Gregor von Rezzori
Personal Information
Description
Austrian journalist, actor and writer
Books
Anecdotage
Just out of the hospital and just short of celebrating his eightieth birthday, Gregor von Rezzori begins this intensely beautiful and astringently witty memoir as he sets out on a trip that will take him back to the landscapes of his childhood and youth and forward to new encounters with old demons.
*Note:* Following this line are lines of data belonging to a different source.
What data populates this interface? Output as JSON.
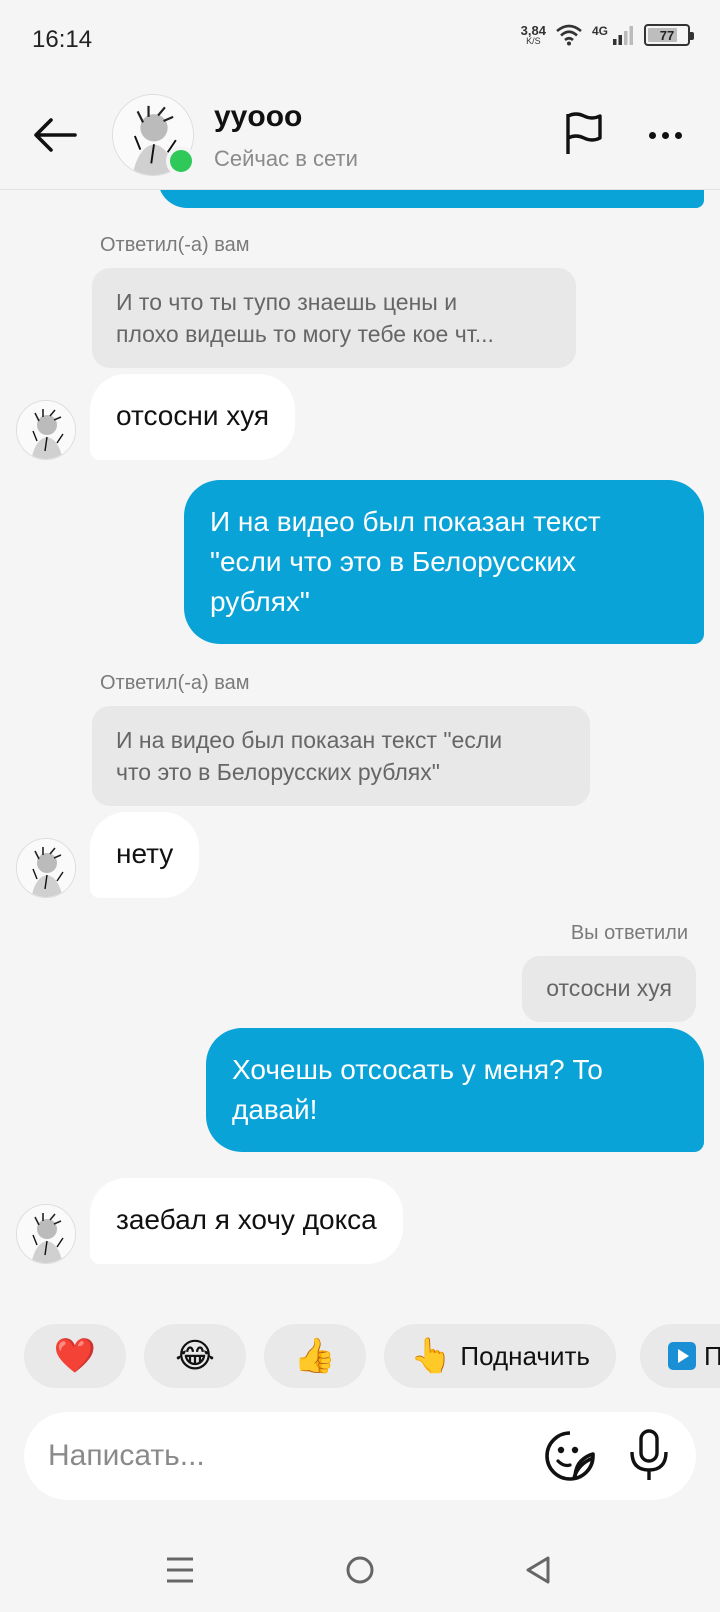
{
  "status_bar": {
    "time": "16:14",
    "net_speed_value": "3,84",
    "net_speed_unit": "K/S",
    "network_type": "4G",
    "battery_level": "77"
  },
  "header": {
    "contact_name": "yyooo",
    "contact_status": "Сейчас в сети",
    "online_color": "#2fc95a"
  },
  "messages": [
    {
      "id": "m1",
      "type": "reply_context",
      "label": "Ответил(-а) вам",
      "quote": "И то что ты тупо знаешь цены и плохо видешь то могу тебе кое чт..."
    },
    {
      "id": "m2",
      "type": "incoming",
      "text": "отсосни хуя"
    },
    {
      "id": "m3",
      "type": "outgoing",
      "lines": [
        "И на видео был показан текст",
        "\"если что это в Белорусских",
        "рублях\""
      ]
    },
    {
      "id": "m4",
      "type": "reply_context",
      "label": "Ответил(-а) вам",
      "quote": "И на видео был показан текст \"если что это в Белорусских рублях\""
    },
    {
      "id": "m5",
      "type": "incoming",
      "text": "нету"
    },
    {
      "id": "m6",
      "type": "own_reply_context",
      "label": "Вы ответили",
      "quote": "отсосни хуя"
    },
    {
      "id": "m7",
      "type": "outgoing",
      "lines": [
        "Хочешь отсосать у меня? То",
        "давай!"
      ]
    },
    {
      "id": "m8",
      "type": "incoming",
      "text": "заебал я хочу докса"
    }
  ],
  "reply_quotes": {
    "q1_line1": "И то что ты тупо знаешь цены и",
    "q1_line2": "плохо видешь то могу тебе кое чт...",
    "q2_line1": "И на видео был показан текст \"если",
    "q2_line2": "что это в Белорусских рублях\""
  },
  "quick_reactions": [
    {
      "icon": "heart-emoji",
      "glyph": "❤️"
    },
    {
      "icon": "tears-of-joy-emoji",
      "glyph": "😂"
    },
    {
      "icon": "thumbs-up-emoji",
      "glyph": "👍"
    },
    {
      "icon": "pointing-hand-emoji",
      "glyph": "👆",
      "label": "Подначить"
    },
    {
      "icon": "play-icon",
      "label": "П"
    }
  ],
  "composer": {
    "placeholder": "Написать..."
  },
  "colors": {
    "outgoing_bubble": "#0aa3d7",
    "incoming_bubble": "#ffffff",
    "reply_box": "#e8e8e8",
    "background": "#f5f5f5"
  }
}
In Romania, where he was born and where the aftershocks of the 1989 uprising against corrupt Communism still shudder through the land, Rezzori broods on the nature of a people's devotion to tyrants who enslave them, and on the conflicting oddities in revisiting a homeland after half a century. In Germany - in Hamburg, Berlin, and Cologne, whose dark Carnival revelries he "covers" as a television commentator - Rezzori continues this theme; over decades, he has had ample opportunity to bear witness to the culture of Germany, whose language is as expressive and alluring as its political history is dangerously harsh. And in Pondicherry, India, where he visits the Sri Aurobindo Society, he has further hilarious cause to muse on the peculiar eagerness with which we worship new and old gods. In a finale that is a superbly imagined encounter with a personage whose very name evokes a Europe that is gone forever - Otto von Hapsburg - Rezzori is able to "make his case" in a "summation" of his own views on the culture and continent which he and the Prince share. Above all, in a daring literary tour de force of wonderfully self-deprecating wit, he suggests the underlying impulses of his writing life: his search for some kind of truth, some kind of perfection, in a world despoiled by war and ill will.
Oedipus at Stalingrad
In pre-World War II Berlin, a man rises in society by dressing well and frequenting the right night clubs. Eventually he hits the jackpot by marrying the daughter of a munitions tycoon. A study of social climbing by the author of Memoirs of an Anti-Semite.
Memoirs of an anti-Semite
The elusive narrator of this beautifully written, complex, and powerfully disconcerting novel is the scion of a decayed aristocratic family from the farther reaches of the defunct Austro-Hungarian Empire. In five psychologically fraught episodes, he revisits his past, from adolescence to middle age, a period that coincides with the twentieth-century's ugliest years. Central to each episode is what might be called the narrator's Jewish Question. He is no Nazi. To the contrary, he is apolitical, accommodating, cosmopolitan. He has Jewish friends and Jewish lovers, and their Jewishness is a matter of abiding fascination to him. His deepest and most defining relationship may even be the strange dance of attraction and repulsion that throughout his life he has conducted with this forbidden, desired, inescapable, imaginary Jewish other. And yet it is just his relationship that has blinded him to and makes him complicit inthe terrible realities his era. Lyrical, witty, satirical, and unblinking, Gregor von Rezzori's most controversial work is an intimate foray into the emotional underworld of modern European history.